Choose rose petals such as 'Cecile Brunner,' Rosa centifolia muscosa, R. damascene, 'Double Delight,' R. Gallica, 'Gertrude Jekyll,' 'Mister Lincoln,' 'Perfume Delight' R. rugosa, 'Tiffany,' or 'Zephirine Drouhin.' Try different roses each time you make this light, cooling drink and discover which ones have the most aromatic and pleasing flavors.
1. Cut out the yellow or white centers at the base of the rose petals to avoid any bitter taste.

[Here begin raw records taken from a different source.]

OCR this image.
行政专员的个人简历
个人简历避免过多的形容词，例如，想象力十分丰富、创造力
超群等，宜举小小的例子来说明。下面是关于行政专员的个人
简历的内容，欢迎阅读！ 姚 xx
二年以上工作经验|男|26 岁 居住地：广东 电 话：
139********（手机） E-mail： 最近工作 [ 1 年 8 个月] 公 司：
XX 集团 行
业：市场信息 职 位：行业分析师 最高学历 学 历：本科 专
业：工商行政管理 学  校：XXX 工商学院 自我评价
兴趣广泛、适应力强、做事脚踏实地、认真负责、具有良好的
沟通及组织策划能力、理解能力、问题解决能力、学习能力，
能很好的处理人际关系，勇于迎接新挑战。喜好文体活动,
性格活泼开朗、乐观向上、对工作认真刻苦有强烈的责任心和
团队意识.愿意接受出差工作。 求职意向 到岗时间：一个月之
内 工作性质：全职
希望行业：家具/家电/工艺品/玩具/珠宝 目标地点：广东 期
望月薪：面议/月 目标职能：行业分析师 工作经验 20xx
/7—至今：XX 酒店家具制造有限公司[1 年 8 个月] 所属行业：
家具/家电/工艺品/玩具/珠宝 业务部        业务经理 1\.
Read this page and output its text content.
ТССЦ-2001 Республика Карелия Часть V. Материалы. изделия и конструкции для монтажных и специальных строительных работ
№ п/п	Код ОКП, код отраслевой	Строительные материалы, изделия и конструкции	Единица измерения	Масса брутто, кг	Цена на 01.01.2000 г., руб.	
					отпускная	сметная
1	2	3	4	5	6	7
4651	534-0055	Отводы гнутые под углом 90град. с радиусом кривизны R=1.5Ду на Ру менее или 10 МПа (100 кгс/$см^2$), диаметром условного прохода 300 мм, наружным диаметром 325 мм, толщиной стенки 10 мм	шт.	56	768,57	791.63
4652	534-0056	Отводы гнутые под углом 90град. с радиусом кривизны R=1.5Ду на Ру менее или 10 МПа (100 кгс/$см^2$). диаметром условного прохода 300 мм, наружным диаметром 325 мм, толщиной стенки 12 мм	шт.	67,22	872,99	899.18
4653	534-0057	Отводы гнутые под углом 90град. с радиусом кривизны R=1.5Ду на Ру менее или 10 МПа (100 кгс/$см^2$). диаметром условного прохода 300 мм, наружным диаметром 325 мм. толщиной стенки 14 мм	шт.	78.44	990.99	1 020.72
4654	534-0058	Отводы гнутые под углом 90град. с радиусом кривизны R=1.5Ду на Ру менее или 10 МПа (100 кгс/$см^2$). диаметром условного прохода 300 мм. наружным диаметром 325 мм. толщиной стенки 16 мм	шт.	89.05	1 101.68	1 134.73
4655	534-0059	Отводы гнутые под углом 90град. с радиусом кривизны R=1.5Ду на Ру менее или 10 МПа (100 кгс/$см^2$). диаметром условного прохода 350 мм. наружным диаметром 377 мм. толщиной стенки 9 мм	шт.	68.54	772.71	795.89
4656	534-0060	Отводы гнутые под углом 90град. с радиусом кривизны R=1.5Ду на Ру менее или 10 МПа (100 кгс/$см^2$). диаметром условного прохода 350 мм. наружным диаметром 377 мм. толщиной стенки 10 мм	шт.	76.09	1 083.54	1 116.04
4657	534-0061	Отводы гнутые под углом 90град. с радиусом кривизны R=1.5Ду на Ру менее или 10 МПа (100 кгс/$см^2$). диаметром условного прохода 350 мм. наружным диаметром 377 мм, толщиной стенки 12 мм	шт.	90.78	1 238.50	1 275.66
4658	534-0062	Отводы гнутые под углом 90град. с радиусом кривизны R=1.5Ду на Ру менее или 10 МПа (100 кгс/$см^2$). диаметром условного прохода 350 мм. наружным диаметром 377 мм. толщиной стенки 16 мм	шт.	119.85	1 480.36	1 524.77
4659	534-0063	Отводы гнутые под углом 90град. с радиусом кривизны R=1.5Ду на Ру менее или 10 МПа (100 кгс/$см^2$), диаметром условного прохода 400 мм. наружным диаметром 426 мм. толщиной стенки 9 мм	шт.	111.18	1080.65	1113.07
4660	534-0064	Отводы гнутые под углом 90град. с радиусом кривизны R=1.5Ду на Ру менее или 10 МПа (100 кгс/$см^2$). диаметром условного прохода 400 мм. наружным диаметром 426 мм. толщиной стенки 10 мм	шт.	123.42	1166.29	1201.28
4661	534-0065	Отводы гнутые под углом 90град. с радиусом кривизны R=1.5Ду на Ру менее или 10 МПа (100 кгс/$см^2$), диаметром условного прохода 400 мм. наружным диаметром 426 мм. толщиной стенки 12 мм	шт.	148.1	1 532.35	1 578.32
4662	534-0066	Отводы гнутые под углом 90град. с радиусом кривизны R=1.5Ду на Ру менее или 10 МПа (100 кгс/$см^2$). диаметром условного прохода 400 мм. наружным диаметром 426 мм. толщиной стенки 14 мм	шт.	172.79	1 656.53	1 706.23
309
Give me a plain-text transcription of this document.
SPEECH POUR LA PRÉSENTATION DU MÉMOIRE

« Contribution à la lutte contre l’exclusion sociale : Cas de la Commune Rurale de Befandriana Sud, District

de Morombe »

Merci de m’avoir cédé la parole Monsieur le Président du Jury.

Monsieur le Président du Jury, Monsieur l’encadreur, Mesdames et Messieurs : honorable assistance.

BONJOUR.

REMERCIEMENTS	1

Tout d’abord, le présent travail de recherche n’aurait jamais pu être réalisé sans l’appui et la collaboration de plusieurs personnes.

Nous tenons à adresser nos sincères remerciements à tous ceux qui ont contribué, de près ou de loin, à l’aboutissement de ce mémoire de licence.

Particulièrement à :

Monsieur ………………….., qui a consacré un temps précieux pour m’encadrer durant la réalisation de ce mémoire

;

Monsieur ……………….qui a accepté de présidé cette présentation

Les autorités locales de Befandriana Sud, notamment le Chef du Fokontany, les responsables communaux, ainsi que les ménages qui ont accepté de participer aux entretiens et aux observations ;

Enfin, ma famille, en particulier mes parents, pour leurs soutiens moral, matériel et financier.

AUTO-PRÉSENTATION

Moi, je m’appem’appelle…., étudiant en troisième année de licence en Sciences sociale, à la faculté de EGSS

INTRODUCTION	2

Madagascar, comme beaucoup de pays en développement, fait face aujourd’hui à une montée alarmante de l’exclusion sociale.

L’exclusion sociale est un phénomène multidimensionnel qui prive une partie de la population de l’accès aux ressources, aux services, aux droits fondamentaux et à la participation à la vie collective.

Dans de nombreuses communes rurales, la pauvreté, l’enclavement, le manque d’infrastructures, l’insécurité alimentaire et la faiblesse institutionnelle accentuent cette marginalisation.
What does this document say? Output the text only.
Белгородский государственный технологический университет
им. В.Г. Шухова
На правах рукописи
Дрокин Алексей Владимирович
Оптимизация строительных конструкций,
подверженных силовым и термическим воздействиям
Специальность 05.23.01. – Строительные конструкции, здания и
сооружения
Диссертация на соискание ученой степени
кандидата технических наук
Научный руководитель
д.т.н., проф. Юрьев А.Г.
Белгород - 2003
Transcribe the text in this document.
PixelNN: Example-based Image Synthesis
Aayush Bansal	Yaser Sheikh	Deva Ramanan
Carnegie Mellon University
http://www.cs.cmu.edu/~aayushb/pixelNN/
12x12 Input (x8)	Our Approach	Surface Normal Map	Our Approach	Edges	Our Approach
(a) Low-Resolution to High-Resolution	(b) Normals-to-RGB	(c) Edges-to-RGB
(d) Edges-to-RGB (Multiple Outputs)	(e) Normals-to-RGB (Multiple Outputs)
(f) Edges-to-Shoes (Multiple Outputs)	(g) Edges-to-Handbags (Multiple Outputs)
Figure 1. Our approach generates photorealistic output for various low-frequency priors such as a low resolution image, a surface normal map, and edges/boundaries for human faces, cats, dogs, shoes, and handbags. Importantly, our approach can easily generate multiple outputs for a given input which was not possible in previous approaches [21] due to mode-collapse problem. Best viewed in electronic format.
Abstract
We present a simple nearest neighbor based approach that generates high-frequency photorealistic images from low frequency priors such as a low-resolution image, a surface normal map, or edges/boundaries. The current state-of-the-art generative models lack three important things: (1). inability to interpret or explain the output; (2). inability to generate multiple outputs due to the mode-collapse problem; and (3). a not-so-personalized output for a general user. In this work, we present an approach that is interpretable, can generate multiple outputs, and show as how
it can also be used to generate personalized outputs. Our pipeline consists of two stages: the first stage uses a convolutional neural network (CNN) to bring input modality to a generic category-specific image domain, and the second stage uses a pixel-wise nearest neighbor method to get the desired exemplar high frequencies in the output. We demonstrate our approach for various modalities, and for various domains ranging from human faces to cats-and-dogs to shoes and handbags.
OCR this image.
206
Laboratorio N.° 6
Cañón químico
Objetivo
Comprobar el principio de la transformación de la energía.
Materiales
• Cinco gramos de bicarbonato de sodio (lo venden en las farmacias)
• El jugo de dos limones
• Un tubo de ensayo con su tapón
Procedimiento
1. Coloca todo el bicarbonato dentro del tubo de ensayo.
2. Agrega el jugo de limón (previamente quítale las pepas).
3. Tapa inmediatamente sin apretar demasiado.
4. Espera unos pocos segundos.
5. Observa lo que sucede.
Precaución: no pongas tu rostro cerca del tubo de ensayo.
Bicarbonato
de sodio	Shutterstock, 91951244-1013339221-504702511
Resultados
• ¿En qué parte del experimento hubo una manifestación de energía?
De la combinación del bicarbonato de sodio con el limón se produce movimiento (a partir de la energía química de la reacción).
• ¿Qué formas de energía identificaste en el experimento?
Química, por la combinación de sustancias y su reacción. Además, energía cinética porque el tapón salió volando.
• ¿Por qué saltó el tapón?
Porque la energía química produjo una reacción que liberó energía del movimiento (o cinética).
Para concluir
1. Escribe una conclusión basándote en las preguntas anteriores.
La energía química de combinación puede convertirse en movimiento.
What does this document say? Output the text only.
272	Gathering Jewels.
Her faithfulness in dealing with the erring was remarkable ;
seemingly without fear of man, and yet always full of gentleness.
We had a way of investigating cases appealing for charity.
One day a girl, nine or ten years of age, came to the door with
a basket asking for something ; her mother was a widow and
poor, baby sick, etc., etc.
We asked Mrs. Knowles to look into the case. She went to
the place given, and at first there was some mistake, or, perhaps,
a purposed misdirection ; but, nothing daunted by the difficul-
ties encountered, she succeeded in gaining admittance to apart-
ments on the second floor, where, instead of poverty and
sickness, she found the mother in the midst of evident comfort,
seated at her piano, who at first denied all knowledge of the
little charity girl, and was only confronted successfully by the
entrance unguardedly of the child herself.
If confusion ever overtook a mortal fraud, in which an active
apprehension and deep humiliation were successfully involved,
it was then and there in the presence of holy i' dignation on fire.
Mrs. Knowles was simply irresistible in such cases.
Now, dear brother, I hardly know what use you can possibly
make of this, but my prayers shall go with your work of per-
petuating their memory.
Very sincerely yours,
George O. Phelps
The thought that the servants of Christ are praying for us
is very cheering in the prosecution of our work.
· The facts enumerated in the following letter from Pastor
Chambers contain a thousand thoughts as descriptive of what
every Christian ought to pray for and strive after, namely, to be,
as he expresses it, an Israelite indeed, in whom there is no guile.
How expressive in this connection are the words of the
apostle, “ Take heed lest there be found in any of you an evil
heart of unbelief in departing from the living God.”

2. In a 2-quart glass bowl, combine the rose petals, wine, vodka, and raspberries; cover and chill for 2 hours. The color of the rose petals and the number of raspberries you use will affect the cooler's pink hue.
3. Before serving, strain the wine mixture; discard petals and raspberries. Serve over ice. If desired, top with a splash of sparkling water and garnish with additional berries, rose petals, or mint sprigs. Makes 6 to 8 servings.
Various sizes of plump, luscious rose hips add color to the garden after the flowers fade.
1. Let the last roses of the summer wither on the plant. This allows roses to begin preparing for winter by developing hips, or berrylike fruits packed with seeds.
2. Harvest these delectably tart and nutrient-rich seedpods and use them fresh or dried to make jam, jelly, tea, or syrup. Or leave the rose hips on the plants and savor their bright beauty throughout the winter as long as birds don't eat them all.
3. Heirloom roses, such as Rugosas, Hybrid Musks, and Species, as well as wild varieties, produce the largest hips. Harvest hips when they're fully colored (red, orange, or purplish) and ripe.
4. Richer in vitamin C than oranges, rose hips have become a valued ingredient in vitamin supplements. They also contain vitamins A, B, E, and K.